Urban looked up with a smile from where he crouched by a low table with curved legs, arranging the various dishes he’d synthesized for their dinner.

“Just in time,” he said. He was dressed in loose trousers, his skin smooth and clean from the ministrations of his Makers; he did not enjoy showers as she did.

“It looks wonderful,” she said, and meant it.

He had picked up a lot of useful skills over his long lifetime, though he’d never learned to invest much value in the idea of home. He lived with her in this cottage, but it was hers. It reflected her personality and the simple serenity she preferred. Urban lived there without imparting any sense of himself to the place.

“It’s your home,” he always insisted. “Even when you’re not here, it’s as if you are and I like it that way. Don’t change anything.”

So the soft colors and the simple graceful lines of the furnishings that came and went in the changeable front room were all to her taste.

There was often a sofa positioned to catch the sunlight or moonlight coming through a side window. The table would be extruded from the floor on demand whenever they wanted to share a meal or a pot of tea. Colorful pillows served as their seats. The paintings on the walls changed every few days, or more often if the current selection did not suit her mood. The largest painting could be made to disappear, replaced by a screen where they watched recorded dramas.

The only unchanging piece in the room was a slim side table of honey-colored wood with a shallow dish on its polished surface in which a colony of irises grew.

Clemantine had an affinity for the flowers. Since her youth she’d been entranced with their beauty. She wore them as ornamentation, tattooed in gold along the edges of her ears.

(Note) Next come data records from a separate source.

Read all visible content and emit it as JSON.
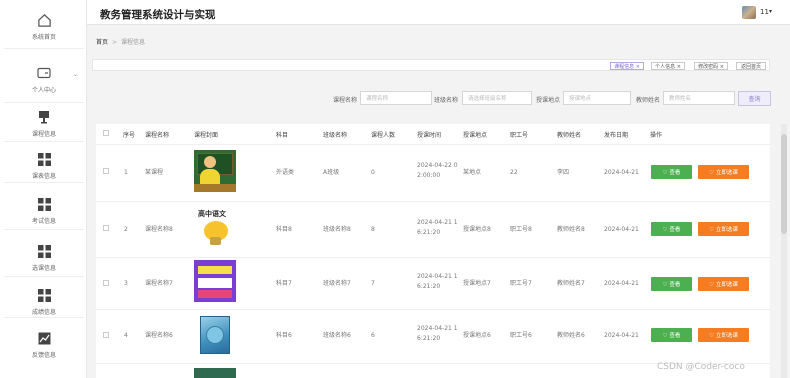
{
  "app": {
    "title": "教务管理系统设计与实现",
    "user": "11"
  },
  "sidebar": {
    "items": [
      {
        "label": "系统首页",
        "icon": "home-icon"
      },
      {
        "label": "个人中心",
        "icon": "wallet-icon",
        "has_arrow": true
      },
      {
        "label": "课程信息",
        "icon": "desk-icon"
      },
      {
        "label": "课表信息",
        "icon": "grid-icon"
      },
      {
        "label": "考试信息",
        "icon": "grid-icon"
      },
      {
        "label": "选课信息",
        "icon": "grid-icon"
      },
      {
        "label": "成绩信息",
        "icon": "grid-icon"
      },
      {
        "label": "反馈信息",
        "icon": "trend-icon"
      }
    ]
  },
  "breadcrumb": {
    "home": "首页",
    "separator": ">",
    "current": "课程信息"
  },
  "tags": [
    {
      "label": "课程信息 ×",
      "active": true
    },
    {
      "label": "个人信息 ×",
      "active": false
    },
    {
      "label": "修改密码 ×",
      "active": false
    },
    {
      "label": "返回首页",
      "active": false
    }
  ],
  "search": {
    "fields": [
      {
        "label": "课程名称",
        "placeholder": "课程名称"
      },
      {
        "label": "班级名称",
        "placeholder": "请选择班级名称"
      },
      {
        "label": "授课地点",
        "placeholder": "授课地点"
      },
      {
        "label": "教师姓名",
        "placeholder": "教师姓名"
      }
    ],
    "button": "查询"
  },
  "table": {
    "headers": [
      "序号",
      "课程名称",
      "课程封面",
      "科目",
      "班级名称",
      "课程人数",
      "授课时间",
      "授课地点",
      "职工号",
      "教师姓名",
      "发布日期",
      "操作"
    ],
    "view_label": "♡ 查看",
    "enroll_label": "♡ 立即选课",
    "rows": [
      {
        "index": "1",
        "course": "某课程",
        "cover": "teacher-cartoon",
        "subject": "外语类",
        "class": "A班级",
        "count": "0",
        "time_line1": "2024-04-22 0",
        "time_line2": "2:00:00",
        "location": "某地点",
        "staff_id": "22",
        "teacher": "李四",
        "date": "2024-04-21"
      },
      {
        "index": "2",
        "course": "课程名称8",
        "cover": "chinese-book",
        "cover_title": "高中语文",
        "subject": "科目8",
        "class": "班级名称8",
        "count": "8",
        "time_line1": "2024-04-21 1",
        "time_line2": "6:21:20",
        "location": "授课地点8",
        "staff_id": "职工号8",
        "teacher": "教师姓名8",
        "date": "2024-04-21"
      },
      {
        "index": "3",
        "course": "课程名称7",
        "cover": "purple-book",
        "subject": "科目7",
        "class": "班级名称7",
        "count": "7",
        "time_line1": "2024-04-21 1",
        "time_line2": "6:21:20",
        "location": "授课地点7",
        "staff_id": "职工号7",
        "teacher": "教师姓名7",
        "date": "2024-04-21"
      },
      {
        "index": "4",
        "course": "课程名称6",
        "cover": "blue-book",
        "subject": "科目6",
        "class": "班级名称6",
        "count": "6",
        "time_line1": "2024-04-21 1",
        "time_line2": "6:21:20",
        "location": "授课地点6",
        "staff_id": "职工号6",
        "teacher": "教师姓名6",
        "date": "2024-04-21"
      }
    ]
  },
  "watermark": "CSDN @Coder-coco",
  "colors": {
    "view": "#4caf50",
    "enroll": "#f57c20",
    "accent": "#7a5fd0"
  }
}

Only later in life did she come to appreciate them as symbols of renewal, life from lifelessness at the turn of seasons.

She sat down, cross-legged, facing Urban, and raised her jade-green chopsticks as part of a smiling salute. “Itadakimasu,” she said in appreciation of the meal.

“The least I could do.”

“You should host a community dinner and cook for everyone.”

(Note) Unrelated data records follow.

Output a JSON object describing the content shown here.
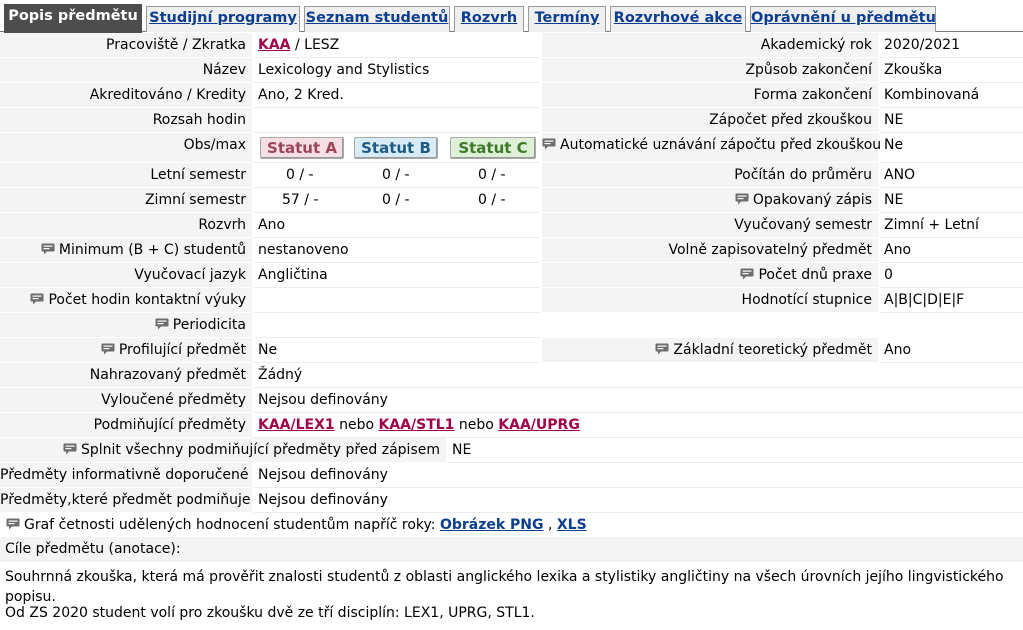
{
  "tabs": [
    {
      "label": "Popis předmětu",
      "active": true
    },
    {
      "label": "Studijní programy"
    },
    {
      "label": "Seznam studentů"
    },
    {
      "label": "Rozvrh"
    },
    {
      "label": "Termíny"
    },
    {
      "label": "Rozvrhové akce"
    },
    {
      "label": "Oprávnění u předmětu"
    }
  ],
  "left": {
    "pracoviste_label": "Pracoviště / Zkratka",
    "pracoviste_link": "KAA",
    "pracoviste_rest": " / LESZ",
    "nazev_label": "Název",
    "nazev_value": "Lexicology and Stylistics",
    "akred_label": "Akreditováno / Kredity",
    "akred_value": "Ano, 2 Kred.",
    "rozsah_label": "Rozsah hodin",
    "obsmax_label": "Obs/max",
    "statut_a": "Statut A",
    "statut_b": "Statut B",
    "statut_c": "Statut C",
    "letni_label": "Letní semestr",
    "letni_a": "0 / -",
    "letni_b": "0 / -",
    "letni_c": "0 / -",
    "zimni_label": "Zimní semestr",
    "zimni_a": "57 / -",
    "zimni_b": "0 / -",
    "zimni_c": "0 / -",
    "rozvrh_label": "Rozvrh",
    "rozvrh_value": "Ano",
    "minimum_label": "Minimum (B + C) studentů",
    "minimum_value": "nestanoveno",
    "jazyk_label": "Vyučovací jazyk",
    "jazyk_value": "Angličtina",
    "kontakt_label": "Počet hodin kontaktní výuky",
    "periodicita_label": "Periodicita",
    "profil_label": "Profilující předmět",
    "profil_value": "Ne"
  },
  "right": {
    "akadrok_label": "Akademický rok",
    "akadrok_value": "2020/2021",
    "zpusob_label": "Způsob zakončení",
    "zpusob_value": "Zkouška",
    "forma_label": "Forma zakončení",
    "forma_value": "Kombinovaná",
    "zapocet_label": "Zápočet před zkouškou",
    "zapocet_value": "NE",
    "auto_label": "Automatické uznávání zápočtu před zkouškou",
    "auto_value": "Ne",
    "prumer_label": "Počítán do průměru",
    "prumer_value": "ANO",
    "opak_label": "Opakovaný zápis",
    "opak_value": "NE",
    "vyuc_label": "Vyučovaný semestr",
    "vyuc_value": "Zimní + Letní",
    "volne_label": "Volně zapisovatelný předmět",
    "volne_value": "Ano",
    "praxe_label": "Počet dnů praxe",
    "praxe_value": "0",
    "hodn_label": "Hodnotící stupnice",
    "hodn_value": "A|B|C|D|E|F",
    "zaklad_label": "Základní teoretický předmět",
    "zaklad_value": "Ano"
  },
  "lower": {
    "nahraz_label": "Nahrazovaný předmět",
    "nahraz_value": "Žádný",
    "vylouc_label": "Vyloučené předměty",
    "vylouc_value": "Nejsou definovány",
    "podmin_label": "Podmiňující předměty",
    "podmin_link1": "KAA/LEX1",
    "podmin_or1": " nebo ",
    "podmin_link2": "KAA/STL1",
    "podmin_or2": " nebo ",
    "podmin_link3": "KAA/UPRG",
    "splnit_label": "Splnit všechny podmiňující předměty před zápisem",
    "splnit_value": "NE",
    "inform_label": "Předměty informativně doporučené",
    "inform_value": "Nejsou definovány",
    "ktere_label": "Předměty,které předmět podmiňuje",
    "ktere_value": "Nejsou definovány",
    "graf_label": "Graf četnosti udělených hodnocení studentům napříč roky:",
    "graf_png": "Obrázek PNG",
    "graf_sep": " , ",
    "graf_xls": "XLS"
  },
  "annotation": {
    "heading": "Cíle předmětu (anotace):",
    "para1": "Souhrnná zkouška, která má prověřit znalosti studentů z oblasti anglického lexika a stylistiky angličtiny na všech úrovních jejího lingvistického popisu.",
    "para2": "Od ZS 2020 student volí pro zkoušku dvě ze tří disciplín: LEX1, UPRG, STL1."
  },
  "colors": {
    "active_tab": "#4d4d4d",
    "tab_link": "#0b3d91",
    "course_link": "#a0004a",
    "statut_a_bg": "#f6dfe4",
    "statut_b_bg": "#d7ecf6",
    "statut_c_bg": "#dff0d8"
  },
  "icons": {
    "comment": "speech-bubble-icon"
  }
}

He laughed. “No, they expect actual cooking, not just food ordered from a synthesizer.”

“You could help plan the menus.”

The focus of the community was squarely on the study of the Hallowed Vasties, but that destination remained far off, so people divided their time among a range of interests and enthusiasms.

Cooking was one of the most popular pastimes, whether for festivals, community meals, or competitions. Musicians and singers were abundant, performing in a range of styles. Visual arts and live dramas were pursued with passion, and the library was continuously mined in a search for recordings of ancient dramas, both performed and interactive. There were dramatic readings, intellectual and virtual games, and after today, athletic games.

Clemantine continued to practice her own hobby of genetically sculpting plants. The irises she kept on the side table were her creation. She had redesigned their genome so that with a proper feeding of nutrients they would grow from rhizomes to bold and bright blue flowers within three days, stay thus a while—a randomized span of time, unpredictable, anything from a day to ten days—and then the color of the flowers would shift to white, a sign that the cycle was nearly done.